The first example is the oraple, the sample image from the Burt and Adelson (1983) paper:

Apple
Orange
Mask
Oraple

Next, I took a photograph of my roommate and I, and created a mask to place my face onto my roommate. It works alright, but not amazingly -- mostly because of the difference in facial hair.

Roommate (Guive)
Me (Eli)
Mask
Guelive

Finally, I took a picture of Donald Trump and a pumpkin. I hate the image, but it works too well to not show.

Pumpkin
Trump
Mask
Trumpkin

Below are the Laplacian stacks for Donald Trump, the pumpkin, and the Trumpkin:

Part 2: Poisson Blending

Instead of blending in the spacial frequency domain, we can instead blend in the gradient domain.

Humans are most sensitive to gradients, so if we copied over the gradients from one image into another image, we could accomplish a pretty good blend. However, if the gradients in the path around the blending mask don't match perfectly from the source image to the destination image, we'll get a lot of artifacts and the blend won't look good.

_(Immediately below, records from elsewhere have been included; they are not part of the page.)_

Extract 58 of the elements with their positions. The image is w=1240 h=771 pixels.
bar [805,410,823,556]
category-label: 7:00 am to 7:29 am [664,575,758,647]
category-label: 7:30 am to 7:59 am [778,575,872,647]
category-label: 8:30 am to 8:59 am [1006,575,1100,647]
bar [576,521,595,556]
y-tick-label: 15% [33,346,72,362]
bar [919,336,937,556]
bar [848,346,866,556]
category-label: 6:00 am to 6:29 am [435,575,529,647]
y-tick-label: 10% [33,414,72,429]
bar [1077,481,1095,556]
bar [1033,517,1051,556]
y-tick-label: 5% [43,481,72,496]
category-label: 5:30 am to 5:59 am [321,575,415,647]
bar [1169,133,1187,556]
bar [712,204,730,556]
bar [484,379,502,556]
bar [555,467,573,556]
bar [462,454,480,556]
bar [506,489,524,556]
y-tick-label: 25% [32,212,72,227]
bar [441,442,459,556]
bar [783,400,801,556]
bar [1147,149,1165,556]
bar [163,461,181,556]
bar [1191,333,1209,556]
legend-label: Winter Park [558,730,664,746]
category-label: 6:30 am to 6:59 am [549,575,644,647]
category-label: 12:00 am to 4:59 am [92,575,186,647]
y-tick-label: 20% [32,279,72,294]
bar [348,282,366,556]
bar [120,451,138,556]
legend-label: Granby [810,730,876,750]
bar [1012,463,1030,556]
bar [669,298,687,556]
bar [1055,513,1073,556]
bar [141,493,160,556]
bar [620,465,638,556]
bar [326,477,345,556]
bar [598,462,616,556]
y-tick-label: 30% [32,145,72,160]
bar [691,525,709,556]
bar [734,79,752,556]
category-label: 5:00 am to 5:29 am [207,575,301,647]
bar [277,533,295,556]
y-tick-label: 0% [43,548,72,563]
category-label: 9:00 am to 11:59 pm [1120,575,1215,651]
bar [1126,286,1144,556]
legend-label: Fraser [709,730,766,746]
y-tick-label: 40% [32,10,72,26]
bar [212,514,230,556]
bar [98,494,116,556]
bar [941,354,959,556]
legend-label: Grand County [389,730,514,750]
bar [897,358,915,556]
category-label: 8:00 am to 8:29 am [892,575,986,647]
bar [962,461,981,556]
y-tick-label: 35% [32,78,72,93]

Since it's unlikely we'd ever find two images with matching edge gradients, we instead construct the problem as a least squares optimization problem: we want to find some set of pixel intensities in a shape v, such that we minimize the squared error of each of the quantities: the gradient within the source image versus the gradient in the constructed shape v [in both horizontal and vertical directions], and the difference between pixels in the destination bordering pixels inside of the shape v.

This has the effect of matching the gradients from the source image, while blending in and drawing color from the border of the mask in the destination image. Assuming the source image and destination image are roughly a similar hue and texture, this can produce very convincing blended images.

To make sure I could properly solve this type of gradient least squares problem, I first tried out a toy problem, where an image was reconstructed by taking the gradients and the value of the top-left pixel, and solving for the image. The results are not visually interesting -- just the same image repeated twice.

Gallery

Make sure to click on each image to view it in full resolution!

I took an photograph of an elephant seal (from Hawaii) and imposed it onto a snowy image from San Jacinto Peak.

Source
Destination
Naive Blend
Poisson Blend

Next, I took a photograph of clouds outside of an airplane window, and imposed upon it a picture of a surprised-looking Corgi.

Source
Destination
Naive Blend
Poisson Blend

Next, I tried taking a photograph of a dog swimming in water, and put it in a picture of Lake Anza (scaled up to look more interesting). It did not work very well, at all.

The very edges are blended decently, but the color of the inside is completely screwed up. I believe this is because the hues of the source and destination images are very different (blueish versus greenish), and thus the hue of the final image is entirely unrealistic.

Additionally, the water in the destination image is a lot higher frequency than the water in the source image, so there's a weird blurring around the edges of the dog.

Source
Destination
Naive Blend
Poisson Blend

Finally, I took the image of the Trumpkin from before and re-blended it using the Poisson blending techniques. Unfortunately, the results are excellent and exceedingly convincing.

Source
Destination
Naive Blend
Poisson Blend

Here's a side-by-side comparison of the two blend types:

Multiresolution Blend
Poisson Blend

While they're both blended wonderfully (terrifyingly), the Poisson-blended one has a key advantage: Trump's face is perfectly color matched to the pumpkin. In fact, it looks like an exceedingly life-like carving of a pumpkin, rather than Trump's face pasted onto and blurred onto a pumpkin.

I've shown these images to a number of people, and they seem to be shocked by the blending in the second (Poisson) blending. However, I don't quite get the same visceral reaction to the first one. They're both definitely great examples of blending, however.

I also took the image of me and my roommate and reblended them using the Poisson blending.

Multiresolution Blend
Poisson Blend

There's not too much of a difference here, but the colors on our skin are better matched. In both cases, the results are slightly screwed up due to the difference in facial hair.